As many as 22 million people in the U.S. — or up to 7 percent of the population — may suffer from obstructive sleep apnea, experts say. It’s a condition that causes airways to collapse during sleep, cutting off breathing dozens or sometimes hundreds of times a night, leaving them bleary-eyed and drowsy, even after a full night’s rest.

William Rockefeller, 46, was diagnosed after the December 2013 crash that killed four and injured more than 70 with severe obstructive sleep apnea, documents released this week show. On a scale where as few as five sleep disruptions an hour can make someone sleepy, and 30 episodes are considered severe, Rockefeller logged about 66 arousals an hour, doctors said.

“His sleep was really fragmented,” said Dr. Phyllis Zee, a sleep expert with the Northwestern Medicine Sleep and Circadian Rhythms Research Program. “Even if he were to sleep seven or eight hours, he would be sleep-deprived.”

Zee and her colleagues suspected that Rockefeller might suffer from sleep deprivation. He was obese, records show, and there’s a certain fatigued look that she saw in news photos of the engineer.

“That was one of my thoughts, ‘Oh my goodness, he has (OSA),’” she said.

In interviews after the crash, Rockefeller told investigators he was “dazed” and compared it to driving a car and staring at taillights in the distance, getting “that hypnotic feeling.”

Though he knew he snored, Rockefeller’s condition was apparently undiagnosed, according to National Transportation Safety Board records.

“His sleep was really fragmented. Even if he were to sleep seven or eight hours, he would be sleep-deprived.”

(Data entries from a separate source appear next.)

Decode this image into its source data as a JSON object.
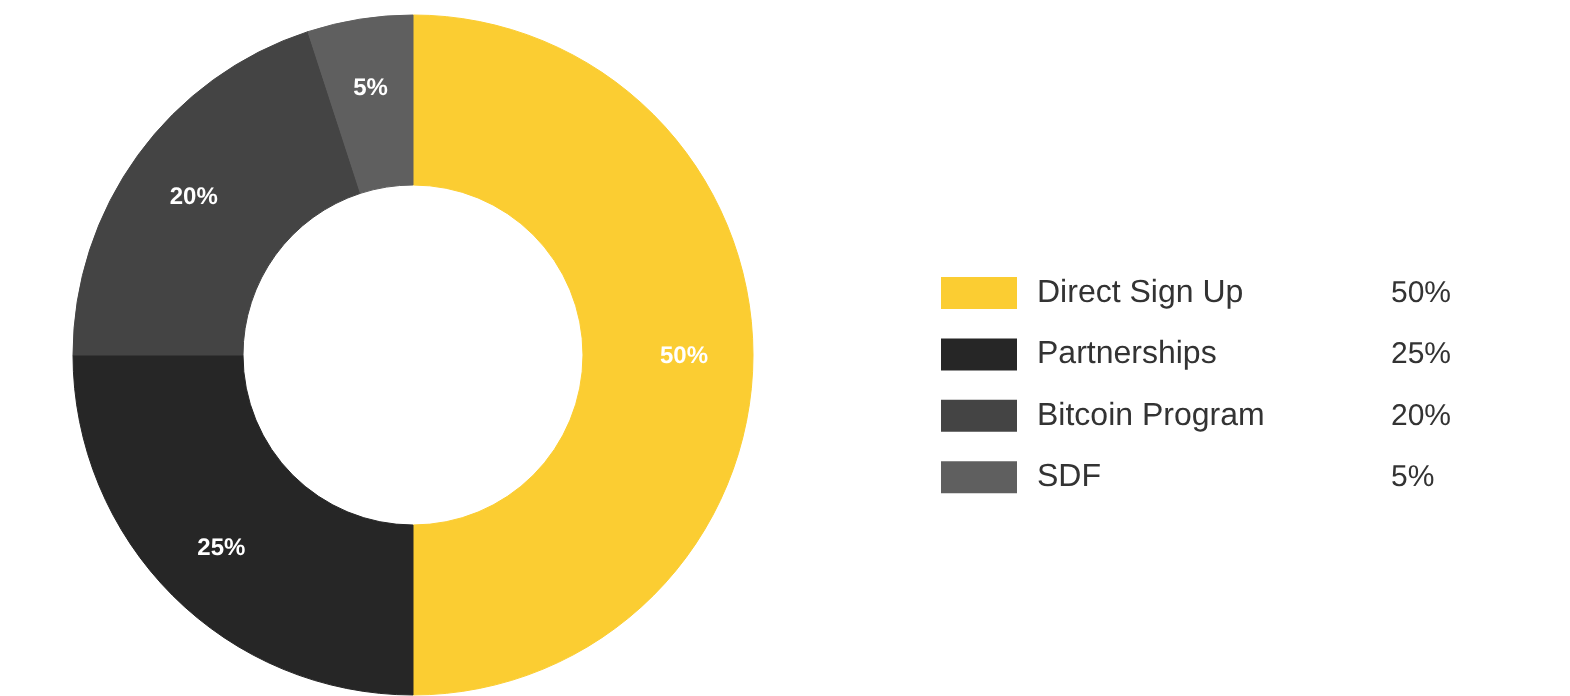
{
  "chart_data": {
    "type": "donut",
    "categories": [
      "Direct Sign Up",
      "Partnerships",
      "Bitcoin Program",
      "SDF"
    ],
    "values": [
      50,
      25,
      20,
      5
    ],
    "value_labels": [
      "50%",
      "25%",
      "20%",
      "5%"
    ],
    "colors": [
      "#fbcd32",
      "#262626",
      "#444444",
      "#5f5f5f"
    ],
    "legend": "right"
  }
}
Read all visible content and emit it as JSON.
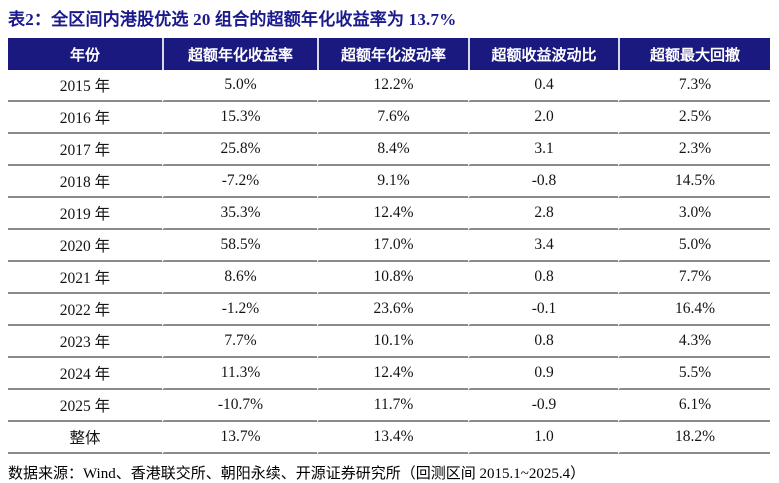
{
  "title": "表2：全区间内港股优选 20 组合的超额年化收益率为 13.7%",
  "source_note": "数据来源：Wind、香港联交所、朝阳永续、开源证券研究所（回测区间 2015.1~2025.4）",
  "colors": {
    "title_text": "#1b1a8c",
    "header_bg": "#191980",
    "header_text": "#ffffff",
    "row_border": "#8b8b8b"
  },
  "chart_data": {
    "type": "table",
    "title": "全区间内港股优选 20 组合的超额年化收益率为 13.7%",
    "columns": [
      "年份",
      "超额年化收益率",
      "超额年化波动率",
      "超额收益波动比",
      "超额最大回撤"
    ],
    "rows": [
      [
        "2015 年",
        "5.0%",
        "12.2%",
        "0.4",
        "7.3%"
      ],
      [
        "2016 年",
        "15.3%",
        "7.6%",
        "2.0",
        "2.5%"
      ],
      [
        "2017 年",
        "25.8%",
        "8.4%",
        "3.1",
        "2.3%"
      ],
      [
        "2018 年",
        "-7.2%",
        "9.1%",
        "-0.8",
        "14.5%"
      ],
      [
        "2019 年",
        "35.3%",
        "12.4%",
        "2.8",
        "3.0%"
      ],
      [
        "2020 年",
        "58.5%",
        "17.0%",
        "3.4",
        "5.0%"
      ],
      [
        "2021 年",
        "8.6%",
        "10.8%",
        "0.8",
        "7.7%"
      ],
      [
        "2022 年",
        "-1.2%",
        "23.6%",
        "-0.1",
        "16.4%"
      ],
      [
        "2023 年",
        "7.7%",
        "10.1%",
        "0.8",
        "4.3%"
      ],
      [
        "2024 年",
        "11.3%",
        "12.4%",
        "0.9",
        "5.5%"
      ],
      [
        "2025 年",
        "-10.7%",
        "11.7%",
        "-0.9",
        "6.1%"
      ],
      [
        "整体",
        "13.7%",
        "13.4%",
        "1.0",
        "18.2%"
      ]
    ]
  }
}
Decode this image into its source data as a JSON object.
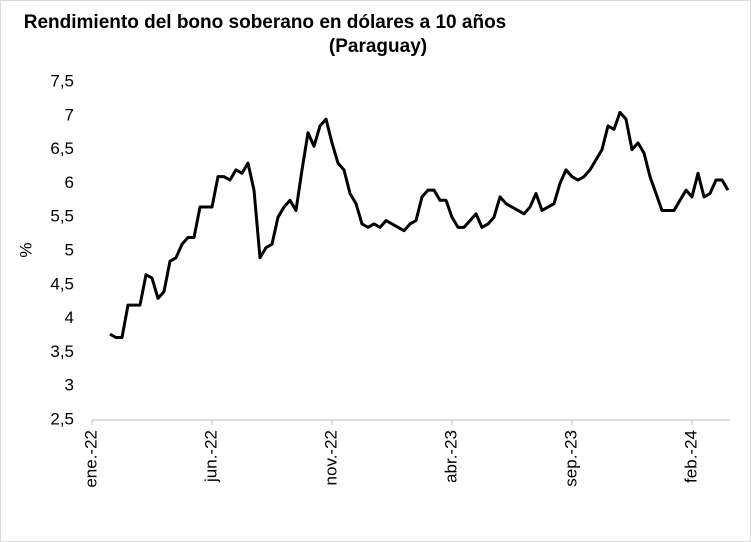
{
  "chart_data": {
    "type": "line",
    "title": [
      "Rendimiento del bono soberano en dólares a 10 años",
      "(Paraguay)"
    ],
    "y_label": "%",
    "categories": [
      "ene.-22",
      null,
      null,
      null,
      null,
      null,
      null,
      null,
      null,
      null,
      null,
      null,
      null,
      null,
      null,
      null,
      null,
      null,
      null,
      null,
      "jun.-22",
      null,
      null,
      null,
      null,
      null,
      null,
      null,
      null,
      null,
      null,
      null,
      null,
      null,
      null,
      null,
      null,
      null,
      null,
      null,
      "nov.-22",
      null,
      null,
      null,
      null,
      null,
      null,
      null,
      null,
      null,
      null,
      null,
      null,
      null,
      null,
      null,
      null,
      null,
      null,
      null,
      "abr.-23",
      null,
      null,
      null,
      null,
      null,
      null,
      null,
      null,
      null,
      null,
      null,
      null,
      null,
      null,
      null,
      null,
      null,
      null,
      null,
      "sep.-23",
      null,
      null,
      null,
      null,
      null,
      null,
      null,
      null,
      null,
      null,
      null,
      null,
      null,
      null,
      null,
      null,
      null,
      null,
      null,
      "feb.-24",
      null,
      null,
      null,
      null,
      null,
      null
    ],
    "series": [
      {
        "name": "Rendimiento",
        "color": "#000000",
        "values": [
          null,
          null,
          null,
          3.77,
          3.72,
          3.72,
          4.2,
          4.2,
          4.2,
          4.65,
          4.6,
          4.3,
          4.4,
          4.85,
          4.9,
          5.1,
          5.2,
          5.2,
          5.65,
          5.65,
          5.65,
          6.1,
          6.1,
          6.05,
          6.2,
          6.15,
          6.3,
          5.9,
          4.9,
          5.05,
          5.1,
          5.5,
          5.65,
          5.75,
          5.6,
          6.2,
          6.75,
          6.55,
          6.85,
          6.95,
          6.6,
          6.3,
          6.2,
          5.85,
          5.7,
          5.4,
          5.35,
          5.4,
          5.35,
          5.45,
          5.4,
          5.35,
          5.3,
          5.4,
          5.45,
          5.8,
          5.9,
          5.9,
          5.75,
          5.75,
          5.5,
          5.35,
          5.35,
          5.45,
          5.55,
          5.35,
          5.4,
          5.5,
          5.8,
          5.7,
          5.65,
          5.6,
          5.55,
          5.65,
          5.85,
          5.6,
          5.65,
          5.7,
          6.0,
          6.2,
          6.1,
          6.05,
          6.1,
          6.2,
          6.35,
          6.5,
          6.85,
          6.8,
          7.05,
          6.95,
          6.5,
          6.6,
          6.45,
          6.1,
          5.85,
          5.6,
          5.6,
          5.6,
          5.75,
          5.9,
          5.8,
          6.15,
          5.8,
          5.85,
          6.05,
          6.05,
          5.9
        ]
      }
    ],
    "ylim": [
      2.5,
      7.5
    ],
    "yticks": [
      {
        "value": 2.5,
        "label": "2,5"
      },
      3,
      {
        "value": 3.5,
        "label": "3,5"
      },
      4,
      {
        "value": 4.5,
        "label": "4,5"
      },
      5,
      {
        "value": 5.5,
        "label": "5,5"
      },
      6,
      {
        "value": 6.5,
        "label": "6,5"
      },
      7,
      {
        "value": 7.5,
        "label": "7,5"
      }
    ],
    "grid": false
  }
}
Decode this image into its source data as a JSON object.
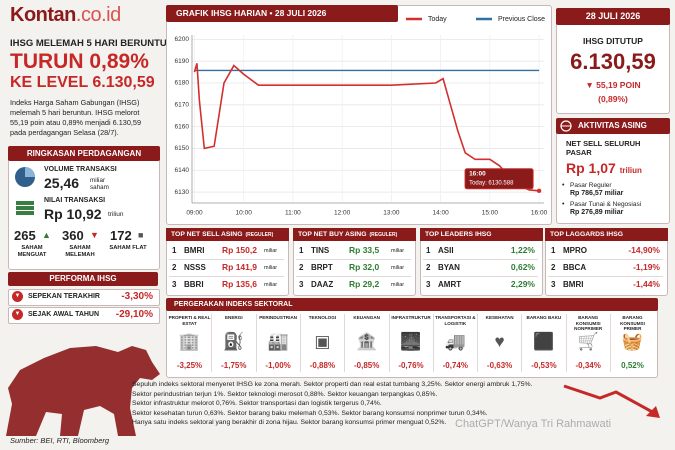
{
  "header": {
    "logo_main": "Kontan",
    "logo_domain": ".co.id"
  },
  "headline": {
    "kicker": "IHSG MELEMAH 5 HARI BERUNTUN",
    "line1": "TURUN 0,89%",
    "line2": "KE LEVEL 6.130,59",
    "body": "Indeks Harga Saham Gabungan (IHSG) melemah 5 hari beruntun. IHSG melorot 55,19 poin atau 0,89% menjadi 6.130,59 pada perdagangan Selasa (28/7)."
  },
  "summary": {
    "title": "RINGKASAN PERDAGANGAN",
    "volume": {
      "label": "VOLUME TRANSAKSI",
      "value": "25,46",
      "unit": "miliar saham"
    },
    "turnover": {
      "label": "NILAI TRANSAKSI",
      "value": "Rp 10,92",
      "unit": "triliun"
    },
    "breadth": [
      {
        "value": "265",
        "label": "SAHAM MENGUAT"
      },
      {
        "value": "360",
        "label": "SAHAM MELEMAH"
      },
      {
        "value": "172",
        "label": "SAHAM FLAT"
      }
    ]
  },
  "performance": {
    "title": "PERFORMA IHSG",
    "rows": [
      {
        "label": "SEPEKAN TERAKHIR",
        "value": "-3,30%"
      },
      {
        "label": "SEJAK AWAL TAHUN",
        "value": "-29,10%"
      }
    ]
  },
  "chart_data": {
    "type": "line",
    "title": "GRAFIK IHSG HARIAN • 28 JULI 2026",
    "x": [
      9.0,
      9.05,
      9.1,
      9.2,
      9.4,
      9.6,
      9.8,
      10.0,
      10.3,
      11.0,
      12.0,
      13.0,
      13.9,
      14.05,
      14.2,
      14.35,
      14.5,
      14.7,
      15.0,
      15.2,
      15.5,
      15.8,
      16.0
    ],
    "xlim": [
      8.95,
      16.1
    ],
    "xticks": [
      {
        "value": 9,
        "label": "09:00"
      },
      {
        "value": 10,
        "label": "10:00"
      },
      {
        "value": 11,
        "label": "11:00"
      },
      {
        "value": 12,
        "label": "12:00"
      },
      {
        "value": 13,
        "label": "13:00"
      },
      {
        "value": 14,
        "label": "14:00"
      },
      {
        "value": 15,
        "label": "15:00"
      },
      {
        "value": 16,
        "label": "16:00"
      }
    ],
    "ylim": [
      6125,
      6202
    ],
    "yticks": [
      6130,
      6140,
      6150,
      6160,
      6170,
      6180,
      6190,
      6200
    ],
    "grid": true,
    "series": [
      {
        "name": "Today",
        "color": "#d32f2f",
        "values": [
          6185,
          6189,
          6172,
          6150,
          6151,
          6180,
          6188,
          6184,
          6179,
          6179,
          6179,
          6179,
          6180,
          6182,
          6170,
          6158,
          6148,
          6145,
          6145,
          6142,
          6134,
          6131,
          6130.588
        ]
      },
      {
        "name": "Previous Close",
        "color": "#2f6fa5",
        "values": [
          6185.78,
          6185.78,
          6185.78,
          6185.78,
          6185.78,
          6185.78,
          6185.78,
          6185.78,
          6185.78,
          6185.78,
          6185.78,
          6185.78,
          6185.78,
          6185.78,
          6185.78,
          6185.78,
          6185.78,
          6185.78,
          6185.78,
          6185.78,
          6185.78,
          6185.78,
          6185.78
        ]
      }
    ],
    "annotations": [
      "16:00",
      "Today: 6130.588"
    ]
  },
  "close": {
    "date": "28 JULI 2026",
    "label": "IHSG DITUTUP",
    "value": "6.130,59",
    "change": "55,19 POIN",
    "pct": "(0,89%)"
  },
  "foreign": {
    "title": "AKTIVITAS ASING",
    "label": "NET SELL SELURUH PASAR",
    "value": "Rp 1,07",
    "unit": "triliun",
    "items": [
      {
        "label": "Pasar Reguler",
        "value": "Rp 786,57 miliar"
      },
      {
        "label": "Pasar Tunai & Negosiasi",
        "value": "Rp 276,89 miliar"
      }
    ]
  },
  "tables": [
    {
      "title": "TOP NET SELL ASING",
      "subtitle": "(REGULER)",
      "rows": [
        {
          "rank": "1",
          "code": "BMRI",
          "value": "Rp 150,2",
          "unit": "miliar"
        },
        {
          "rank": "2",
          "code": "NSSS",
          "value": "Rp 141,9",
          "unit": "miliar"
        },
        {
          "rank": "3",
          "code": "BBRI",
          "value": "Rp 135,6",
          "unit": "miliar"
        }
      ]
    },
    {
      "title": "TOP NET BUY ASING",
      "subtitle": "(REGULER)",
      "rows": [
        {
          "rank": "1",
          "code": "TINS",
          "value": "Rp 33,5",
          "unit": "miliar"
        },
        {
          "rank": "2",
          "code": "BRPT",
          "value": "Rp 32,0",
          "unit": "miliar"
        },
        {
          "rank": "3",
          "code": "DAAZ",
          "value": "Rp 29,2",
          "unit": "miliar"
        }
      ]
    },
    {
      "title": "TOP LEADERS IHSG",
      "rows": [
        {
          "rank": "1",
          "code": "ASII",
          "value": "1,22%"
        },
        {
          "rank": "2",
          "code": "BYAN",
          "value": "0,62%"
        },
        {
          "rank": "3",
          "code": "AMRT",
          "value": "2,29%"
        }
      ]
    },
    {
      "title": "TOP LAGGARDS IHSG",
      "rows": [
        {
          "rank": "1",
          "code": "MPRO",
          "value": "-14,90%"
        },
        {
          "rank": "2",
          "code": "BBCA",
          "value": "-1,19%"
        },
        {
          "rank": "3",
          "code": "BMRI",
          "value": "-1,44%"
        }
      ]
    }
  ],
  "sectors": {
    "title": "PERGERAKAN INDEKS SEKTORAL",
    "items": [
      {
        "name": "PROPERTI & REAL ESTAT",
        "value": "-3,25%"
      },
      {
        "name": "ENERGI",
        "value": "-1,75%"
      },
      {
        "name": "PERINDUSTRIAN",
        "value": "-1,00%"
      },
      {
        "name": "TEKNOLOGI",
        "value": "-0,88%"
      },
      {
        "name": "KEUANGAN",
        "value": "-0,85%"
      },
      {
        "name": "INFRASTRUKTUR",
        "value": "-0,76%"
      },
      {
        "name": "TRANSPORTASI & LOGISTIK",
        "value": "-0,74%"
      },
      {
        "name": "KESEHATAN",
        "value": "-0,63%"
      },
      {
        "name": "BARANG BAKU",
        "value": "-0,53%"
      },
      {
        "name": "BARANG KONSUMSI NONPRIMER",
        "value": "-0,34%"
      },
      {
        "name": "BARANG KONSUMSI PRIMER",
        "value": "0,52%"
      }
    ]
  },
  "notes": [
    "Sepuluh indeks sektoral menyeret IHSG ke zona merah. Sektor properti dan real estat tumbang 3,25%. Sektor energi ambruk 1,75%.",
    "Sektor perindustrian terjun 1%. Sektor teknologi merosot 0,88%. Sektor keuangan terpangkas 0,85%.",
    "Sektor infrastruktur melorot 0,76%. Sektor transportasi dan logistik tergerus 0,74%.",
    "Sektor kesehatan turun 0,63%. Sektor barang baku melemah 0,53%. Sektor barang konsumsi nonprimer turun 0,34%.",
    "Hanya satu indeks sektoral yang berakhir di zona hijau. Sektor barang konsumsi primer menguat 0,52%."
  ],
  "source": "Sumber: BEI, RTI, Bloomberg",
  "credit": "ChatGPT/Wanya Tri Rahmawati"
}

Those are classic signs of obstructive sleep apnea, Zee said. Though sufferers concede that they snore, most are unaware that they suffer from apnea, or interruptions in breathing, that cause them to rouse, but not fully. When this happens repeatedly night after night, they become chronically sleep-deprived and are at risk not only for chronic, life-threatening disease — but also the acute consequences of falling asleep during crucial tasks.

“For many of these people, not only do they have sleep apnea, they’re shift workers,” which also contributes to constant fatigue, said Zee.

A 2012 poll by the National Sleep Foundation found that more than a quarter of train operators admitted that sleepiness affected their job performance at least once a week.

The cure seems to be diagnosis and treatment, typically with a device called a CPAP — a continuous positive air pressure machine — which uses mild air pressure to keep the airways open. Response can be dramatic — and complete, Zee and other experts say.

In Rockefeller’s case, the engineer used a CPAP for 30 days, the documents said, adding that he was feeling “more energetic” and that his score on a popular sleepiness scale plunged.

The goal, Zee said, is to catch severe sleep disorders before such calamities occur.